Как-то, когда Ксана отправилась в туалетную комнату, Давыдова вдруг заговорила, словно торопясь, словно опасаясь, что не успеет до возвращения Ксаны. Она говорила, что „Вербовку“ почти все поняли неверно, будто цель ее была только в сумочках и зонтиках. Смысл же был в другом: в соединении народного искусства и искусства левого, беспредметного. И что, если бы все продолжалось, на ее выставках всегда были бы равноправно представлены и крестьяне, и профессиональные художники. А они, кивнув в сторону туалетной комнаты, этого не хотели, даже Малевич не хотел. Она просто настаивала, что интересовали ее прежде всего крестьяне, их реакции на беспредметные работы. Потом что-то очень быстро и очень громко стала говорить об украинском орнаменте. Мне показалось, что „Вербовка“ это ее неотступающая, фантомная боль…»25.

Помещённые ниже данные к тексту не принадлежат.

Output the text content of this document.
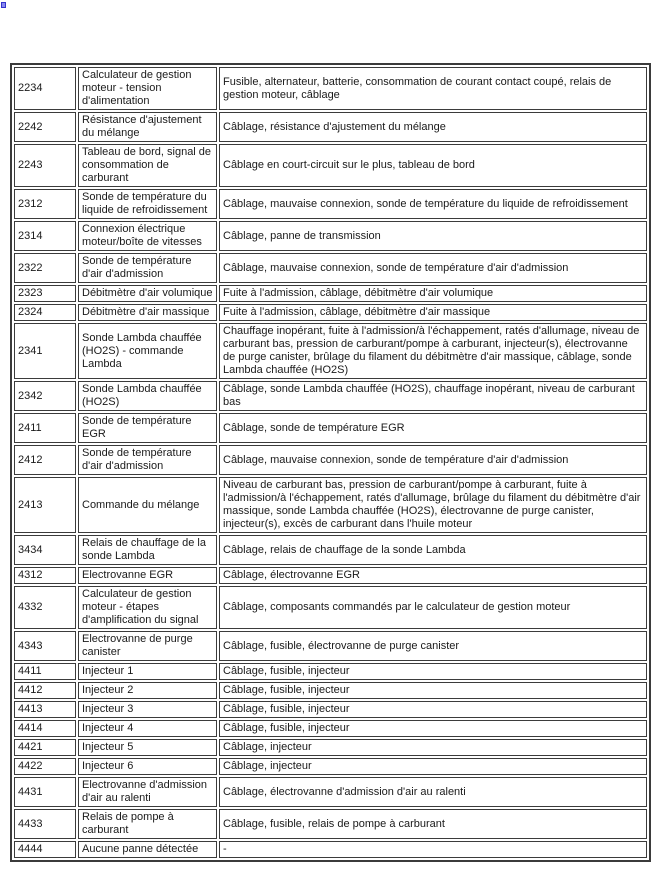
2234	Calculateur de gestion moteur - tension d'alimentation	Fusible, alternateur, batterie, consommation de courant contact coupé, relais de gestion moteur, câblage
2242	Résistance d'ajustement du mélange	Câblage, résistance d'ajustement du mélange
2243	Tableau de bord, signal de consommation de carburant	Câblage en court-circuit sur le plus, tableau de bord
2312	Sonde de température du liquide de refroidissement	Câblage, mauvaise connexion, sonde de température du liquide de refroidissement
2314	Connexion électrique moteur/boîte de vitesses	Câblage, panne de transmission
2322	Sonde de température d'air d'admission	Câblage, mauvaise connexion, sonde de température d'air d'admission
2323	Débitmètre d'air volumique	Fuite à l'admission, câblage, débitmètre d'air volumique
2324	Débitmètre d'air massique	Fuite à l'admission, câblage, débitmètre d'air massique
2341	Sonde Lambda chauffée (HO2S) - commande Lambda	Chauffage inopérant, fuite à l'admission/à l'échappement, ratés d'allumage, niveau de carburant bas, pression de carburant/pompe à carburant, injecteur(s), électrovanne de purge canister, brûlage du filament du débitmètre d'air massique, câblage, sonde Lambda chauffée (HO2S)
2342	Sonde Lambda chauffée (HO2S)	Câblage, sonde Lambda chauffée (HO2S), chauffage inopérant, niveau de carburant bas
2411	Sonde de température EGR	Câblage, sonde de température EGR
2412	Sonde de température d'air d'admission	Câblage, mauvaise connexion, sonde de température d'air d'admission
2413	Commande du mélange	Niveau de carburant bas, pression de carburant/pompe à carburant, fuite à l'admission/à l'échappement, ratés d'allumage, brûlage du filament du débitmètre d'air massique, sonde Lambda chauffée (HO2S), électrovanne de purge canister, injecteur(s), excès de carburant dans l'huile moteur
3434	Relais de chauffage de la sonde Lambda	Câblage, relais de chauffage de la sonde Lambda
4312	Electrovanne EGR	Câblage, électrovanne EGR
4332	Calculateur de gestion moteur - étapes d'amplification du signal	Câblage, composants commandés par le calculateur de gestion moteur
4343	Electrovanne de purge canister	Câblage, fusible, électrovanne de purge canister
4411	Injecteur 1	Câblage, fusible, injecteur
4412	Injecteur 2	Câblage, fusible, injecteur
4413	Injecteur 3	Câblage, fusible, injecteur
4414	Injecteur 4	Câblage, fusible, injecteur
4421	Injecteur 5	Câblage, injecteur
4422	Injecteur 6	Câblage, injecteur
4431	Electrovanne d'admission d'air au ralenti	Câblage, électrovanne d'admission d'air au ralenti
4433	Relais de pompe à carburant	Câblage, fusible, relais de pompe à carburant
4444	Aucune panne détectée	-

В конце 1924 г. в Париж приедет Александра Экстер. Спасаясь от одиночества, скоро в Париж переедет и Н. Давыдова. Все годы эмиграции она живет, словно не замечая никого, все мысли ее там – в Киеве, в Вербовке, в

Москве. Да и видится она только с теми, кто был в ее молодости – с Экстер, Бердяевьм, Шестовым, Артуром Рубинштейном, Петром Сувчинским, с приезжающими из Америки Коханьскими. Сложилось так, что больше она уже никогда не жила вместе с Дмитрием Львовичем, редко видела Василия и Дениса. Старалась работать, участвовать в выставках. Но никак не могла найти себя, начатое в Вербовке продолжать было трудно. Париж жил совсем другим искусством.

Правда, в 1925 г. ей всё же удалось открыть свою мастерскую. И первые изделия были встречены если не с восторгом, то очень благосклонно. Есть смысл привести отзыв о них в парижском журнале Le Jardin des Modes от 15 мая 1925 г., критик отметил важные для нашего разговора моменты:

«Югетт ЭНДЕЛЬ

Шарфики всегда в моде.

(о новых моделях мастерской Мадам Давыдофф)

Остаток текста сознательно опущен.